Borong, Vox NTT-Kepala Dinas Pemberdayaan Masyarakat Desa (DPMD) Manggarai Timur (Matim), Yosef Durahi menginginkan kepala desa yang terbukti korupsi harus diproses sesuai aturan yang berlaku.
“Saya mau kepala desa yang korup itu masuk masuk penjara,” tegas Yosef saat berdialog dengan warga Kampung Lemo, Dusun Deru, Desa Mokel, Kecamatan Kota Komba di Ruang Rapat Kantor Bupati Matim, Senin (13/01/2020).
Menurut pria berdarah Elar itu, keinginan tersebut bukan karena iri hati dengan apa yang dimiliki oleh kepala desa, melainkan banyak program desa justru tidak berkualitas bahkan belum juga dikerjakan.

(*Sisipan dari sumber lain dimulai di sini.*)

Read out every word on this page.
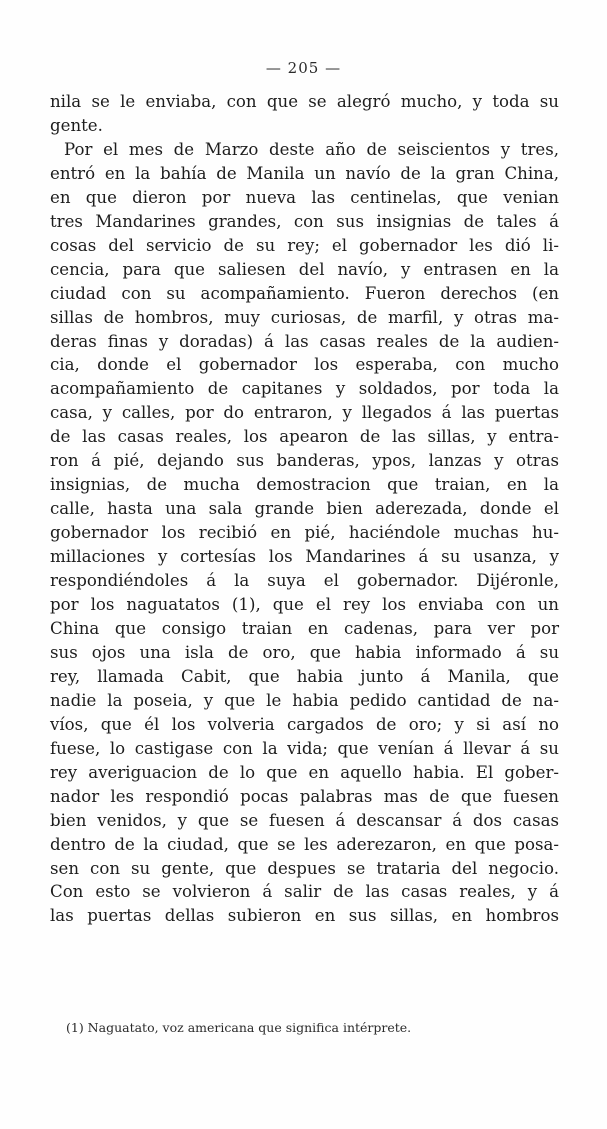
— 205 —
nila se le enviaba, con que se alegró mucho, y toda su
gente.
Por el mes de Marzo deste año de seiscientos y tres,
entró en la bahía de Manila un navío de la gran China,
en que dieron por nueva las centinelas, que venian
tres Mandarines grandes, con sus insignias de tales á
cosas del servicio de su rey; el gobernador les dió li-
cencia, para que saliesen del navío, y entrasen en la
ciudad con su acompañamiento. Fueron derechos (en
sillas de hombros, muy curiosas, de marfil, y otras ma-
deras finas y doradas) á las casas reales de la audien-
cia, donde el gobernador los esperaba, con mucho
acompañamiento de capitanes y soldados, por toda la
casa, y calles, por do entraron, y llegados á las puertas
de las casas reales, los apearon de las sillas, y entra-
ron á pié, dejando sus banderas, ypos, lanzas y otras
insignias, de mucha demostracion que traian, en la
calle, hasta una sala grande bien aderezada, donde el
gobernador los recibió en pié, haciéndole muchas hu-
millaciones y cortesías los Mandarines á su usanza, y
respondiéndoles á la suya el gobernador. Dijéronle,
por los naguatatos (1), que el rey los enviaba con un
China que consigo traian en cadenas, para ver por
sus ojos una isla de oro, que habia informado á su
rey, llamada Cabit, que habia junto á Manila, que
nadie la poseia, y que le habia pedido cantidad de na-
víos, que él los volveria cargados de oro; y si así no
fuese, lo castigase con la vida; que venían á llevar á su
rey averiguacion de lo que en aquello habia. El gober-
nador les respondió pocas palabras mas de que fuesen
bien venidos, y que se fuesen á descansar á dos casas
dentro de la ciudad, que se les aderezaron, en que posa-
sen con su gente, que despues se trataria del negocio.
Con esto se volvieron á salir de las casas reales, y á
las puertas dellas subieron en sus sillas, en hombros
(1) Naguatato, voz americana que significa intérprete.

“Yang saya lihat selama ini dana desa yang miliaran rupiah itu, yang ada perubahan signifikan itu kepala desa dengan kelompok-kelompoknya,” katanya.

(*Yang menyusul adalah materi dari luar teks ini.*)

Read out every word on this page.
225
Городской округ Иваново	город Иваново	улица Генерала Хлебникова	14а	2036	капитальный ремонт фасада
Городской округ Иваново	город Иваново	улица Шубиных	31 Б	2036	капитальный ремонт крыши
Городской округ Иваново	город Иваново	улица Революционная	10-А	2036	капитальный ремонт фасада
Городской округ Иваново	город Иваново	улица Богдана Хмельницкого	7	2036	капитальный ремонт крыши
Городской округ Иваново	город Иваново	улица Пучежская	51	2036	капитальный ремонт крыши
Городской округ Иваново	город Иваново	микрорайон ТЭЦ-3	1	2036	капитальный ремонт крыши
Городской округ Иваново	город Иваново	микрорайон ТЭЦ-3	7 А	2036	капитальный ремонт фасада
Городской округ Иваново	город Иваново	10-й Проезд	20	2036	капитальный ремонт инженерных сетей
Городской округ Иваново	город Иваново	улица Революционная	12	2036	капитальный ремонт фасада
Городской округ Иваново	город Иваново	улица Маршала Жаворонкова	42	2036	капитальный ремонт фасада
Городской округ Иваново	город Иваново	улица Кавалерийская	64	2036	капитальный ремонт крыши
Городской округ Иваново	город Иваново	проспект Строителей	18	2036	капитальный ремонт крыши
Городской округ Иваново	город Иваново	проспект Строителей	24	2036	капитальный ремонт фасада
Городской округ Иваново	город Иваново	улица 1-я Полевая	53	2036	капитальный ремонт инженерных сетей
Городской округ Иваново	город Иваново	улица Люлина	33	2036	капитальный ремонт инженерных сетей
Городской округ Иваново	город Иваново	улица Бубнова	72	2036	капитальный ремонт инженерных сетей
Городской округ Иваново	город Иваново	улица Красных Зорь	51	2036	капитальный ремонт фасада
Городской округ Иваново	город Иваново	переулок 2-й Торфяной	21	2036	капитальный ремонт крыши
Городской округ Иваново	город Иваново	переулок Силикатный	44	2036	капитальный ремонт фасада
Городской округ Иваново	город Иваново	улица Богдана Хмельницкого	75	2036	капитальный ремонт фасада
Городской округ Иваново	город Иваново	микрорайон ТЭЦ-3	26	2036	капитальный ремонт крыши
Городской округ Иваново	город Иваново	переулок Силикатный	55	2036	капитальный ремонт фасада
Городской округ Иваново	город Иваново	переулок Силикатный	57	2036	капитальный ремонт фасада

Kadis Yosef juga menjelaskan, ke depan pihaknya akan turun bersama aparat Kepolisian di setiap desa. Hal itu dilakukan apabila ada laporan dugaan penyelewengan dana desa.
Inspekorat Audit Harus Sapu Bersih
Dikatakan Yosef, inspektorat Matim sudah melakukan audit khusus di setiap desa yang menggelar Pilkades beberapa waktu lalu.
“Apabila tidak ada temuan lalu ada pengaduan dari masyarakat. Maka saya juga tidak tahu. Mungkin saja Kades itu menolak untuk diperiksa,” ujarnya.
Menurut mantan camat Elar itu, ke depan pihaknya akan membantu Insepektorat untuk memberikan dokumen setiap desa agar diaudit.
“Selama ini untuk dapat RABS, kepala desa banyak alasan. Sehingga ke depan kami akan ambil RABS. Supaya kami tahu setiap pekerjaan fisik itu berapa anggarannya dan berapa realisasinya,” tukasnya.
Dikatakannya, DPMD selama ini terkendala dengan hal teknis, khusus untuk memastikan proyek di desa apakah berkualitas atau tidak.
Selain itu Kadis Yosef juga meminta agar Inspektorat melakukan audit sapu untuk bersih. Kalau ada kepala desa terbukti melakukan penyelewengan dana desa, maka harus diproses sesuai aturan yang berlaku.
Sementara itu Wakil Bupati Matim, Jaghur Stefanus mengatakan semua laporan dari masyarakat Desa Mokel akan ditindaklanjuti.
Dia juga meminta agar Inspektorat segera turun ke desa tersebut untuk melakukan pemeriksaan.
“Koordinasi dgan pihak keamanan dan melakukan pemeriksaan dari awal sampai akhir,” katanya.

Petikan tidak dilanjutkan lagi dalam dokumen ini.